Galileu: Claro que mata. Quando se junta com uma pandemia e com um governo incompetente, aí é que se mata mais. Veja o que a política econômica de Guedes / Bolsonaro está fazendo: quer que o pobre fique em casa para não espalhar o vírus, mas não dá para ele dinheiro suficiente para não morrer de fome. Aí ele sai de casa para procurar comida no lixo, pega o vírus, transfere para outros e morre.

Angeline: É o que ele também faz com o desempregado que era remediado, e que agora perdeu a renda.

Simplício: Ué, mas se ele fosse dar dinheiro público de graça para pobre e desempregado, quebraria o Estado. Ou então mataria os remediados de tanto cobrar imposto.

Galileu: É aí que você se engana, Simplício. Dinheiro é um papel pintado que o governo pode imprimir à vontade quando uma parte grande da sociedade fica sem ele por causa de crise.

Angeline: Certo.
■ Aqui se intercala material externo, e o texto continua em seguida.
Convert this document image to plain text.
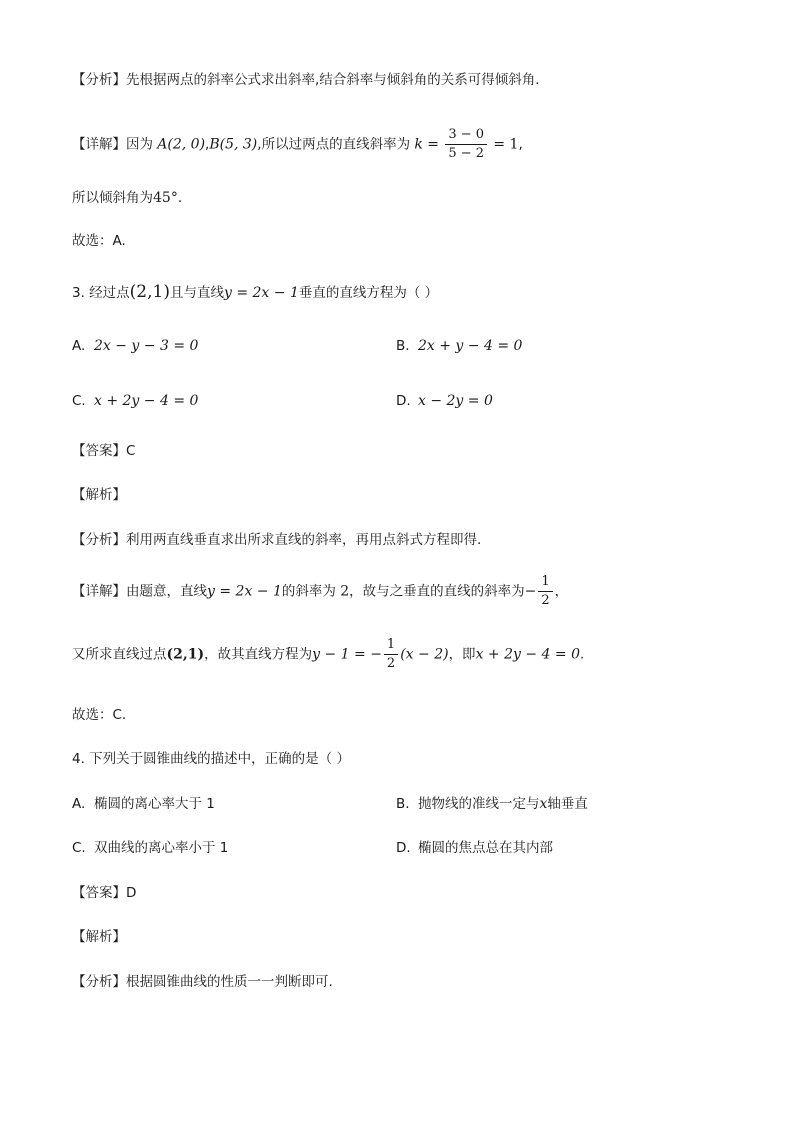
【分析】先根据两点的斜率公式求出斜率,结合斜率与倾斜角的关系可得倾斜角.
【详解】因为 A(2, 0),B(5, 3),所以过两点的直线斜率为 $k = \frac{3 - 0}{5 - 2} = 1$,
所以倾斜角为45°.
故选：A.
3. 经过点(2,1)且与直线y = 2x − 1垂直的直线方程为（ ）
A. 2x − y − 3 = 0	B. 2x + y − 4 = 0
C. x + 2y − 4 = 0	D. x − 2y = 0
【答案】C
【解析】
【分析】利用两直线垂直求出所求直线的斜率，再用点斜式方程即得.
【详解】由题意，直线y = 2x − 1的斜率为 2，故与之垂直的直线的斜率为− $\frac{1}{2}$ ，
又所求直线过点(2,1)，故其直线方程为y − 1 = − $\frac{1}{2} (x - 2)$，即x + 2y − 4 = 0.
故选：C.
4. 下列关于圆锥曲线的描述中，正确的是（ ）
A. 椭圆的离心率大于 1	B. 抛物线的准线一定与x轴垂直
C. 双曲线的离心率小于 1	D. 椭圆的焦点总在其内部
【答案】D
【解析】
【分析】根据圆锥曲线的性质一一判断即可.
É que, na pandemia, milhões de empregados não podem trabalhar, e a produção cai. Sem trabalho, os empregados perdem sua renda. Sem renda, deixam de comprar, sequer o essencial. Então a economia vai para o bagaço. Pobres e desempregados não compram e empresários e comerciantes deixam de vender. É um círculo vicioso.

Simplício: Tem saída para isso?

Angeline: Tem. Até eu mesma posso dar a receita. O governo imprime dinheiro, dá para os pobres e desempregados, eles usam o dinheiro para comprar os bens e serviços de suas necessidades básicas, o comércio vende e a produção retoma para um nível tolerável. Isso até que a vacina chegue para todo mundo e os empregados voltam a trabalhar normalmente.

Simplício: Dizem que, se o governo começa a distribuir dinheiro a rodo para pobres e desempregados, a inflação explode. Aliás, disseram que já explodiu por causa do auxílio emergencial, mesmo que tenha sido uma mixaria e não suficiente para todos os necessitados.

Galileu: Você não ouviu o que Angeline disse, Simplício? Se pobres e desempregados voltam às compras, os empresários vendem seus estoques e recomeçam a produzir.

Não precisa haver inflação. Precisa de planejamento do governo para não deixar faltar no mercado os bens e serviços indispensáveis para pobres e necessitados, que receberiam benefício emergencial.

Angeline: Como fazer plano de emergência para equilibrar o mercado e evitar a inflação?

Galileu: Metendo um baita imposto sobre produtos essenciais exportados, como soja, carne, milho e outros, e controlando os preços de diesel, gasolina, gás e energia elétrica. É para essas emergências que existem empresas estatais estratégicas como Petrobrás e Eletrobrás.

Simplício: Por que aumentar o imposto dos tais produtos essenciais?

Galileu: Porque fica mais vantajoso para os exportadores deixar uma parte maior desses produtos no mercado interno para equilibrar a demanda. Do contrário, vendem toda a produção lá fora. Como, aliás, estão fazendo, desabastecendo o mercado interno.

Simplício: Isso não seria intervencionismo estatal na economia, como eles reclamam?

Angeline: Claro que é. Mas para que existe Estado, senão para intervir na economia quando necessário? Os neoliberais é que querem liberdade infinita do mercado para especularem à vontade com a miséria do povo.

Simplício: Então não temos saída?

Angeline: A saída é fazer o que eu e o professor Galileu estamos dizendo. Com a terceira onda do vírus que vem aí, por causa dos estímulos de Bolsonaro para não usar máscara nem evitar ajuntamentos, o genocídio vai passar logo de 500 mil e entrar na casa do milhão. Enquanto isso, Guedes manterá sua política de austericídio.

Simplício: O que é isso?

Angeline: Isso é usar a palavra austeridade para justificar a matança de centenas de milhares de pessoas!

Simplício escreveu na agenda vermelha: É preciso ter muito cuidado com o significado das palavras!